Мимо меня громыхают грузчики, они уже успели отогнать прицеп к цеху, нагрузить коробками и теперь толкают эту махину на склад.

— К друзьям? – окликают меня они. Я киваю, до их вопроса я ещё не знал куда пойду. Как-то, ещё летом, на проходной я повстречал дворовых приятелей, которые возвращались из буфета. Они грызли только что приобретённое мороженное, а я прятал в сумке стибренные самодельные блокнотики и очень боялся запалиться.

Знакомы мы были давно, но друзьями нас назвать было сложно, так, скорее всего, приятели по лавочке. Ведь вечерние посиделки на лавочке – это самое основное развлечение молодёжи из глубинки.
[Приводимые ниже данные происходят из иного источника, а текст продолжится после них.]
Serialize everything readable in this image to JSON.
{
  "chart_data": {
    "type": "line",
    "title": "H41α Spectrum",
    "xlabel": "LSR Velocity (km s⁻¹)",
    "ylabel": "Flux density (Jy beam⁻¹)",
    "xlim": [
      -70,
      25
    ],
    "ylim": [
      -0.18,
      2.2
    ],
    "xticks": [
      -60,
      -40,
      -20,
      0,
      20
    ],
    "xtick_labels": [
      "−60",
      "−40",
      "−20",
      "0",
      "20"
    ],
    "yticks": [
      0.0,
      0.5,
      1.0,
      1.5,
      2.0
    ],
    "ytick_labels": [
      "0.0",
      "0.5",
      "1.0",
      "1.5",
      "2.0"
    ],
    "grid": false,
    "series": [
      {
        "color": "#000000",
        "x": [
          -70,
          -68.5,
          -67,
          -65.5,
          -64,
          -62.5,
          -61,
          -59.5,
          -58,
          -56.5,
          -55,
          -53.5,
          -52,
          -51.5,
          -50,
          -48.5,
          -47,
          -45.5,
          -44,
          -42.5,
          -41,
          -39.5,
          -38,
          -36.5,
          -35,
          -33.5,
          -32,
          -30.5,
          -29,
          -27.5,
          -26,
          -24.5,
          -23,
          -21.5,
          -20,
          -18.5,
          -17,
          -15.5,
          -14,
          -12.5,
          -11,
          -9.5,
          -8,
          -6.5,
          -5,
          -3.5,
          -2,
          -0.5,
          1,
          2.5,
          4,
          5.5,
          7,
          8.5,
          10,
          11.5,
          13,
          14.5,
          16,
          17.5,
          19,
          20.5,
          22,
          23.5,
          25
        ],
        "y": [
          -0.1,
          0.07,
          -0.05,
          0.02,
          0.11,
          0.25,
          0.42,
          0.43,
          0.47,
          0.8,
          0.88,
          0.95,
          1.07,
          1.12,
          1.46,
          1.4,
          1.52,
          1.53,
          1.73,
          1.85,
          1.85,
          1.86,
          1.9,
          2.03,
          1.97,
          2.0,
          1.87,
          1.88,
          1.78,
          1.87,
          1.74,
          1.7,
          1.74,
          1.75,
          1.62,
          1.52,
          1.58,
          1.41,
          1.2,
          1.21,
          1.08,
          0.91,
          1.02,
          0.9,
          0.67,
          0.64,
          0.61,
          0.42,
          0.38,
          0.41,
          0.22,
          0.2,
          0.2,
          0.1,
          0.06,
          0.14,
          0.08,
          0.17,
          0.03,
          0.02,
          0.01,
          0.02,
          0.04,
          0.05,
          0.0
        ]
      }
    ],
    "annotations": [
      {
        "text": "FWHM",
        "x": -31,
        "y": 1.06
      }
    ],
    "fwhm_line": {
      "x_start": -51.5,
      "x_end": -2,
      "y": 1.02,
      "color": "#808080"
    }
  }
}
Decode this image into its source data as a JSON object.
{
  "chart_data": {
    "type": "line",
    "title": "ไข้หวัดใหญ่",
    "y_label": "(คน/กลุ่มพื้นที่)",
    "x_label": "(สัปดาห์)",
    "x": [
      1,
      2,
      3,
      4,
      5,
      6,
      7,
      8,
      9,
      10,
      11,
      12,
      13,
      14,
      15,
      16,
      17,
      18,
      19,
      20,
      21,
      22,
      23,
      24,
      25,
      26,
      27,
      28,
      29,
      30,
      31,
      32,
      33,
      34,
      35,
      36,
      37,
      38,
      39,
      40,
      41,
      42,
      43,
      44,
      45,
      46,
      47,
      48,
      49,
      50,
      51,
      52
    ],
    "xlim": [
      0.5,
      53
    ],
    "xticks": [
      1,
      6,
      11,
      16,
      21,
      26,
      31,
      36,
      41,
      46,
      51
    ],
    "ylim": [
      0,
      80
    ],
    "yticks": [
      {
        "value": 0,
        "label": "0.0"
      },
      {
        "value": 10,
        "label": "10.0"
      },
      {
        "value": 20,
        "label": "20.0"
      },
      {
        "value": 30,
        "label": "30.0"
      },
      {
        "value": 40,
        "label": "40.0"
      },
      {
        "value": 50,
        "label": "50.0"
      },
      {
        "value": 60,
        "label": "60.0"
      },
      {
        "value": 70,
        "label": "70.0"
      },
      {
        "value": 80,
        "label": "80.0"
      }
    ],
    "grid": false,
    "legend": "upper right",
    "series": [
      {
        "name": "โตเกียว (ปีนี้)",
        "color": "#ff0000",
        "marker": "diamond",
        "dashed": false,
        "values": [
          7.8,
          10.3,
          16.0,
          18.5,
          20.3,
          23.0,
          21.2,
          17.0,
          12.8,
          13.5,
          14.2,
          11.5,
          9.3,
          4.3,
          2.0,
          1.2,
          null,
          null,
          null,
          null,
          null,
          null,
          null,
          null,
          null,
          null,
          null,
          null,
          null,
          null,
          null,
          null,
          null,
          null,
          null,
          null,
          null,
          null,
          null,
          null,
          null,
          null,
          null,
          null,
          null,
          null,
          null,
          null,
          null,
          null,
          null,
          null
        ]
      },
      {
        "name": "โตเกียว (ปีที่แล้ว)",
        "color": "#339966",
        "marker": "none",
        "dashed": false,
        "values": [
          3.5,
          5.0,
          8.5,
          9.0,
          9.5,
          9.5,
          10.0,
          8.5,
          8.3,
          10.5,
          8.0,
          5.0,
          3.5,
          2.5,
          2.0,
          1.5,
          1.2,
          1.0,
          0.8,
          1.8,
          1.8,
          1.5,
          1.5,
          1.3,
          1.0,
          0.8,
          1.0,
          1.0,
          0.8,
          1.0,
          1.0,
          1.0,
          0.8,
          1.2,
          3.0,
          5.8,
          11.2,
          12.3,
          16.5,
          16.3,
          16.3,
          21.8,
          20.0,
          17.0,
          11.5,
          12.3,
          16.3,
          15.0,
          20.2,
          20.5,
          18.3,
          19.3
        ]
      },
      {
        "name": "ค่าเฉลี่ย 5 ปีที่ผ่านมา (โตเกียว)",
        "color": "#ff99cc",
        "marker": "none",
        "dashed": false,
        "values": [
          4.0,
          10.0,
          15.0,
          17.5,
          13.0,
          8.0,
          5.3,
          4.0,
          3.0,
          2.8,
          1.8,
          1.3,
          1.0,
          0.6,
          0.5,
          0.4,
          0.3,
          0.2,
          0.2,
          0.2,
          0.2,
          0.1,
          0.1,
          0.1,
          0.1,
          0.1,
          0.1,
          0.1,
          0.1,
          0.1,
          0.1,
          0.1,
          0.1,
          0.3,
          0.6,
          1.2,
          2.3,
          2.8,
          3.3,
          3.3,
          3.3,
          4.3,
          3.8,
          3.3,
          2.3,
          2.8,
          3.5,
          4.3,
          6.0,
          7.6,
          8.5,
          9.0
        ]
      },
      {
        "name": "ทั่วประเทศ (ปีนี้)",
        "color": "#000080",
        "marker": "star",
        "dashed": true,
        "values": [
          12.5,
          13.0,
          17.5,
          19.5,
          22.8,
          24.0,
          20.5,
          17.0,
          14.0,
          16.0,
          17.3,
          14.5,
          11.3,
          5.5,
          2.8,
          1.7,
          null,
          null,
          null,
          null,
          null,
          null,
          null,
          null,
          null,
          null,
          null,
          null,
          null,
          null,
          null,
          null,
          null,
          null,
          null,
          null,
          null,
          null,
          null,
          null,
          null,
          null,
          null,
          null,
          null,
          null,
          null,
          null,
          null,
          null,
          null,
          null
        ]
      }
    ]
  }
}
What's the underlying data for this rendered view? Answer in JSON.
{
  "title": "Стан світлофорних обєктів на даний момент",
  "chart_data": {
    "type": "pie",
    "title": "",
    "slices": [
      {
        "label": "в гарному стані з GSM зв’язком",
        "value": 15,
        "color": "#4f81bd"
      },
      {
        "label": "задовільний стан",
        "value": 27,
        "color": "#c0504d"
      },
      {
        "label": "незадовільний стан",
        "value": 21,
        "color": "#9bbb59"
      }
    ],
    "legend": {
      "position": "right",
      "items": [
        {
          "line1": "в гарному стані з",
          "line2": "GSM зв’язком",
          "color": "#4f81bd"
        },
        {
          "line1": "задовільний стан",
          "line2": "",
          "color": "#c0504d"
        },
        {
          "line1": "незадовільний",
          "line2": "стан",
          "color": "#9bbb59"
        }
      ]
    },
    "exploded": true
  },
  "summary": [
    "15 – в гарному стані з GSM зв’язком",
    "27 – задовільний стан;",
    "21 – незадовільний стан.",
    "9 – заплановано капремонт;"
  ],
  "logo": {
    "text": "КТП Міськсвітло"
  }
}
Иногда и я протирал штаны и, вслушиваясь в тишину, запоминал отзвуки летящих в небо голосов, фраз и реплик. Разговоры все пустые, из разряда ни о чём. Но как всё оживлялось, стоило только вернуться на родину дембелям, студентам и гастарбайтерам. Дембеля балакали, как и какой касторки им выписывали деды, как летали от её применения под потолок казармы и как у кого чуть не отбили почки. Студенты излагали, как в общаге перваки катаются в тазиках по лестнице в коридоре, какой конопляный угар стоит в комнатах и как удаётся трахнуть аспиранток. Но многим интересней было слушать россказни приезжающих с заработков из Москвы, которая в провинции всегда виделась отдельным государством. И вновь, как выстрелы, летят в небо фразы «А представляете, там из крана такая вода течёт, что её даже пить можно, вообще без ржавчины», «А городов   там сколько в этой Москве», «А площадки детские, вот точно такие же как у нас в парке, но в каждом дворе и бесплатные», «А во дворах у них фонтаны, но намного круче чем у нас на площади», «А самогон там такой чистый». А потом вновь замирает тишина и, мечтая попасть в сей столичный рай, пускают в небо сигаретный дым. Так и сидят до темноты, наблюдая как малышня, развлеекаясь, толкает по тротуару соседский мотоцикл. А затем все, сплёвывая, рассуждают о чистоте московских улиц, и лишь маленькими звёздочками летят в ночь обслюнявленные окурки. Домой никто не спешит – многих там просто никто не ждёт, ведь родители у многих на заработках, а потому после посиделок все ходят друг к другу в гости до утра смотреть видики; в особом почёте киношки с Джимом Керри, «Американский пирог» и какая-то дрянь про Красную Шапочку.